Голос Людовика шквалом прокатился над палубой, отдавшись дрожью в стонущих досках судна и болящих костях гребцов, проникнув в самое нутро каждого воина, истекавшего потом в ожидании схватки. Карл ощутил, как и в нем этот голос отдается какой-то глубокой, пронзительной дрожью, и вскинул свой меч в едином порыве с сотней рыцарей.
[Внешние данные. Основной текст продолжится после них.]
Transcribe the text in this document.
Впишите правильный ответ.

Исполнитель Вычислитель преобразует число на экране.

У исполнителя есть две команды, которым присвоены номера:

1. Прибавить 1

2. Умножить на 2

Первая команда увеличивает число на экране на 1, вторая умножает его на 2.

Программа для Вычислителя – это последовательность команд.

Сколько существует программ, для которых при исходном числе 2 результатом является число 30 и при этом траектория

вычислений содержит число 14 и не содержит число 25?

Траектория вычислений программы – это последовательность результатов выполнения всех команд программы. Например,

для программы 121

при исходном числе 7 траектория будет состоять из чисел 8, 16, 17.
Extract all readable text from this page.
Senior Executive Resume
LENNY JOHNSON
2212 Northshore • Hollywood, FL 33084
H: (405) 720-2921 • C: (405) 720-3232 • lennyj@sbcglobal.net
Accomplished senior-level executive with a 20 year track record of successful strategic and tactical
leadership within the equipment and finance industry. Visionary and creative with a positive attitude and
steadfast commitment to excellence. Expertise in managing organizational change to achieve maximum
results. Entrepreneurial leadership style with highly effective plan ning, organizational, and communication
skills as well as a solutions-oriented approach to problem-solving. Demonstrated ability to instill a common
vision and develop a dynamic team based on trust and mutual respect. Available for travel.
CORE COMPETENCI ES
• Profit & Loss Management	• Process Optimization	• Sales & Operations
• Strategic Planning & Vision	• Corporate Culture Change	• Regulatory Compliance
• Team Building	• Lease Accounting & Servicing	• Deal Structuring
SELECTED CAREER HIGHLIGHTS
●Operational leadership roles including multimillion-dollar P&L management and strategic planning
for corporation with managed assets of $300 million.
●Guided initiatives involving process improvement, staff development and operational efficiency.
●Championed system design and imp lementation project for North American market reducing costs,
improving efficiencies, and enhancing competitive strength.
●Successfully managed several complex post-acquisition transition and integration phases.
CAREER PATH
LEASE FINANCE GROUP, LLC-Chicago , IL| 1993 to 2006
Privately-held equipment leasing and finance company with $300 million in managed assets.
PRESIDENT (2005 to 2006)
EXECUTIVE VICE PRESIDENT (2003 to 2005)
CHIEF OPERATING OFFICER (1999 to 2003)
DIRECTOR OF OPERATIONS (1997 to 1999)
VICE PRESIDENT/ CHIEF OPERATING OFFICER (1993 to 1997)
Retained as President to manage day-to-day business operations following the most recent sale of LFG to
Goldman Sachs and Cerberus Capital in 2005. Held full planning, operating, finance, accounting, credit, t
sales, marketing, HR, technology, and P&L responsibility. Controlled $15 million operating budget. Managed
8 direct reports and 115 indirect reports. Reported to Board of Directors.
Кто-то кричал «За Гроб Господень!», кто-то «Смерть сарацинам!», кто-то «Монжуа и Сен-Дени!» (это громче всех орал Робер), и Карл не помнил, что кричал именно сам. Луи опустил меч, обводя своих рыцарей взглядом, и Карл не смог бы сказать, что отразилось на его лице. Было там облегчение оттого, что он уже совсем скоро сможет выполнить свой обет, и радость потому что воины его разделяют это облегчение с ним, и предвкушение схватки… Но было и что-то еще за всем этим — что-то, напоминающее глухую тоску и скорбь, и при виде этого Карл вновь ощутил вспышку досадливого раздражения. «Какого черта, братец?! — хотелось ему завопить на ухо Луи, подскочив к нему и хорошенько встряхнув за плечо. — Вот мы, а вот сарацины, и воды между нами все меньше и меньше, уже так мало, что можно разглядеть их черные лица — так чего же ты недоволен?!» Но даже если бы Карл и рискнул поступить так в запале и дурмане подступающего сражения, то не успел.